I don't really think the submersible thermometer is necessary as this IS a coldwater fish. Do you have a thermostat in the dorm that indicates the temperature in the room?? This will be very close if not identical to the temp. in the tank. With no submersible heater, the tank's temp. will be taken from the ambient temp. of the dorm. You will be regulating the tanks temp. with the dorm. A/C

Just nitpicking now, but I just want to make sure no one, especially a newbie beginner in the aquarium hobby gets the idea that crystal clear water=good, safe water.
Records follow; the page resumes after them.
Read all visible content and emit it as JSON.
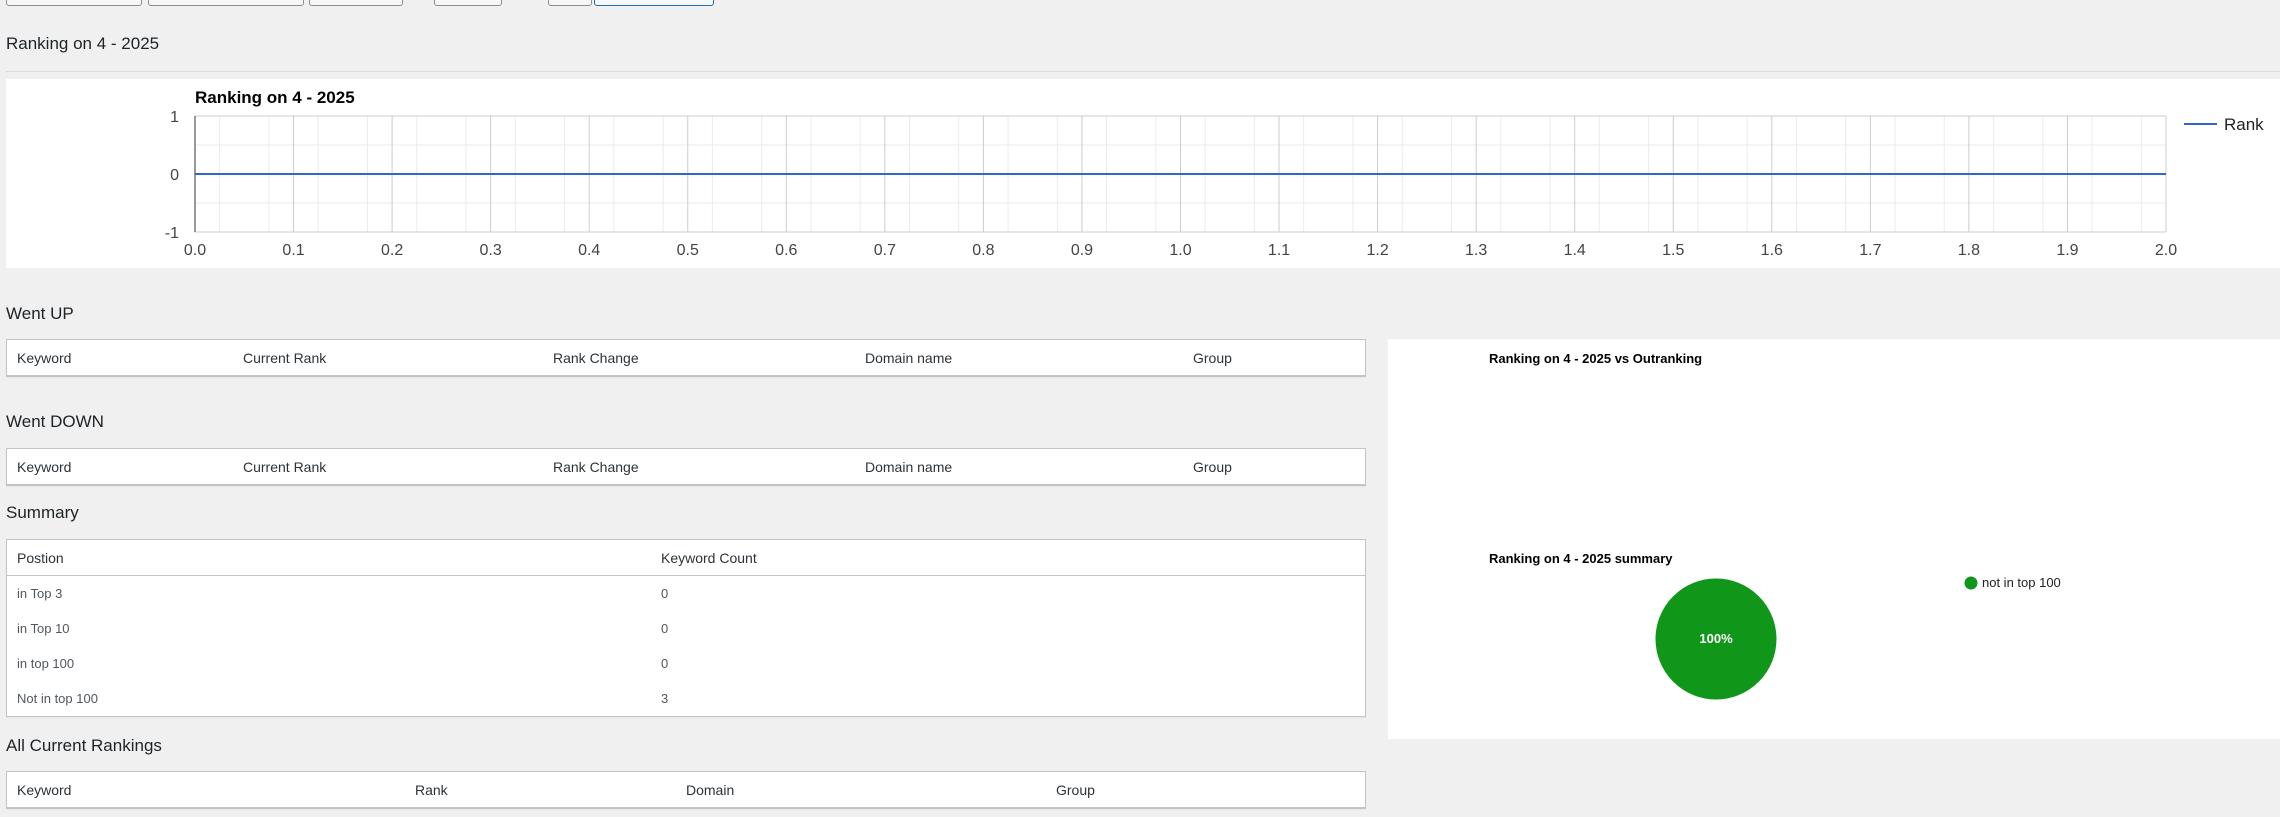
{
  "page": {
    "header_title": "Ranking on 4 - 2025"
  },
  "rank_chart": {
    "title": "Ranking on 4 - 2025",
    "legend_label": "Rank",
    "line_color": "#3366cc"
  },
  "chart_data": [
    {
      "type": "line",
      "title": "Ranking on 4 - 2025",
      "x_ticks": [
        "0.0",
        "0.1",
        "0.2",
        "0.3",
        "0.4",
        "0.5",
        "0.6",
        "0.7",
        "0.8",
        "0.9",
        "1.0",
        "1.1",
        "1.2",
        "1.3",
        "1.4",
        "1.5",
        "1.6",
        "1.7",
        "1.8",
        "1.9",
        "2.0"
      ],
      "y_ticks": [
        "1",
        "0",
        "-1"
      ],
      "xlim": [
        0,
        2
      ],
      "ylim": [
        -1,
        1
      ],
      "grid": true,
      "legend_position": "right",
      "series": [
        {
          "name": "Rank",
          "x": [
            0,
            2
          ],
          "y": [
            0,
            0
          ],
          "color": "#3366cc"
        }
      ]
    },
    {
      "type": "pie",
      "title": "Ranking on 4 - 2025 summary",
      "legend_position": "right",
      "slices": [
        {
          "label": "not in top 100",
          "value": 100,
          "display": "100%",
          "color": "#109618"
        }
      ]
    }
  ],
  "went_up": {
    "title": "Went UP",
    "columns": [
      "Keyword",
      "Current Rank",
      "Rank Change",
      "Domain name",
      "Group"
    ]
  },
  "went_down": {
    "title": "Went DOWN",
    "columns": [
      "Keyword",
      "Current Rank",
      "Rank Change",
      "Domain name",
      "Group"
    ]
  },
  "summary": {
    "title": "Summary",
    "columns": [
      "Postion",
      "Keyword Count"
    ],
    "rows": [
      {
        "position": "in Top 3",
        "count": "0"
      },
      {
        "position": "in Top 10",
        "count": "0"
      },
      {
        "position": "in top 100",
        "count": "0"
      },
      {
        "position": "Not in top 100",
        "count": "3"
      }
    ]
  },
  "all_current": {
    "title": "All Current Rankings",
    "columns": [
      "Keyword",
      "Rank",
      "Domain",
      "Group"
    ]
  },
  "vs_chart": {
    "title": "Ranking on 4 - 2025 vs Outranking"
  },
  "summary_chart": {
    "title": "Ranking on 4 - 2025 summary",
    "slice_label": "100%",
    "legend_label": "not in top 100",
    "slice_color": "#109618"
  }
}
Clarity of the water, is a only a rough correlate of water safety. As said before, clear water can be high in nitrogenous wastes. I've read before, someone's local petsmart/pet supermarket tested the fish water there resulting in 250 ppm in nitrate. And you KNOW those petsmart/pet supermarket people keep their tanks CLEAR b/c they know that's what people look at first; water clarity. Just in case you're ever a survivor in a post-apocalyptic nuclear world, never drink crystal clear water in the wilderness. It's probably irradiated. You'll want gunky water that supports life, insects, yummy!